Hi,
I'm interested what the "absolute animation handling" option on the D3D9 advanced settings panel does. I noticed, that disabling this option makes some animations incorrect. Are there any reasons to disable this setting?
This is the description of this feature from D3D9Client.html:
Enable absolute animation handling
By default Orbiter uses incremental animations, meaning that for each frame the previous animation state is incremented by a small amount, which will induce some small error. Over time these errors accumulate and the animation is no longer in the orientation it's supposed to be (3-10 mins in worst cases).
Absolute animations updates the animation state from a default state for each frame. Which doesn't suffer from the accumulated error mentioned before. But absolute animations can fail if an add-on alters the order of operations (rotations). Therefore it's not 100% backwards compatible. So far however, no add-on is known to fail.

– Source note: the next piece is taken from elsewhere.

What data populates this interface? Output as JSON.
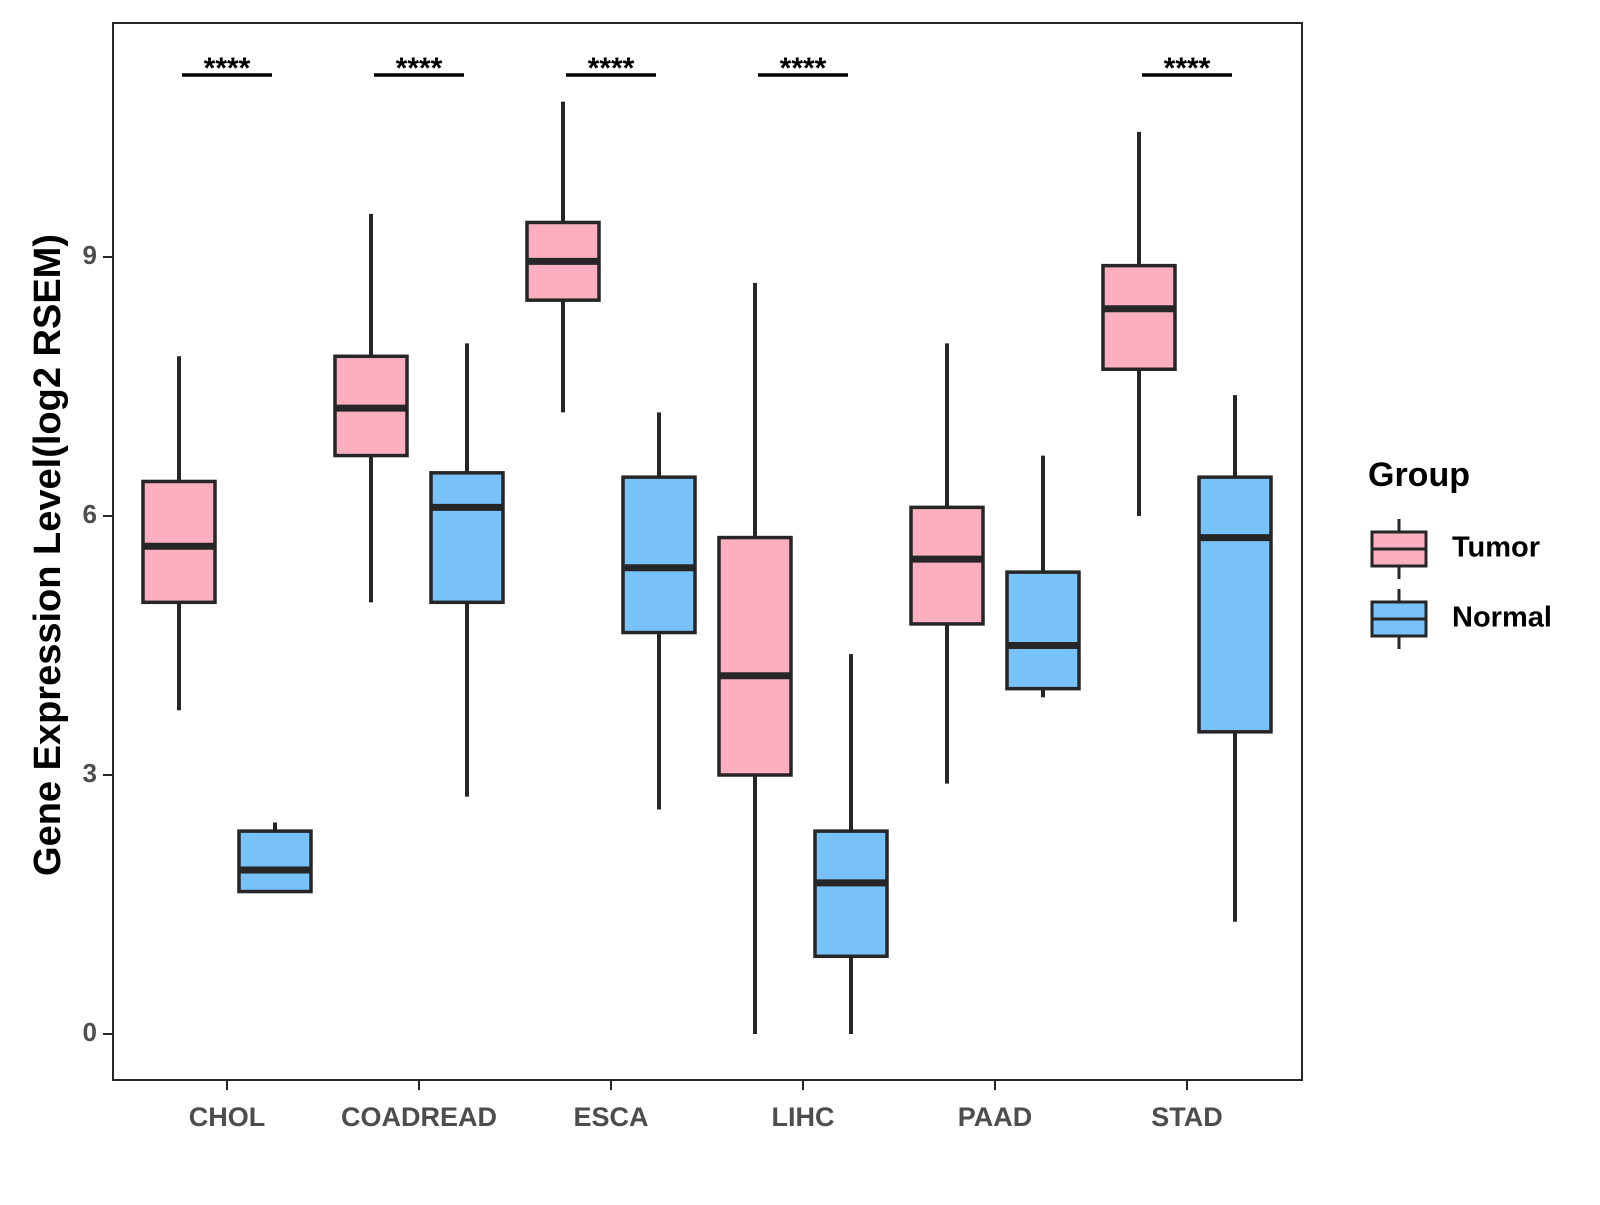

This really doesn't explain what "Enable absolute animation handling" actually does at all.
I understand the first bit... if you are incrementing an animation state x by a small number dx every time step like state = x + dx, the numerical roundoff will rapidly accumulate.
Absolute animations are essentially just taking a value and presenting it relative to 0. The airspeed indicator level comes from the airspeed. No numerical roundoff to accumulate.
I don't understand what they mean in the last three sentences, other than if you keep shuffling the order of a series of rotations that that will eventually screw up something.
On the R-4, the only incremental animations are the rotors, where accumulated numerical rounding doesn't matter. All of the instrument gauges are absolute animations, and the animation rotations don't change.
From the description, we should NOT be having the problem that this mode supposedly fixes, but the description is too poorly written to glean what it actually does.
EDIT: I'm thinking about the mesh visuals, and maybe it is referring to how the mesh vertices are moved in space. The center of mass position of the vessel is propagated using Newton's 2nd Law, but then the position of the mesh vertices need to be located relative to the center of mass. It could be that the pitch/bank/yaw rotations are applied incrementally after each time step to each vertex, and that would cause a position error to accumulate. That would cause all the vertices to drift around slowly relative to the vessel and each other.
The alternative would be to take the absolute pitch/bank/yaw angles and rotate the vertices through the the full angles. The above relative drift would not have a chance to occur.
The incremental method would be computationally lighter I think as you're just adding increments of displacement to each vertex, where you would need to do some linear algebra to rotate the mesh through the absolute angles at each time step. Using the absolute angles might be more accurate, but it increases the computational cost.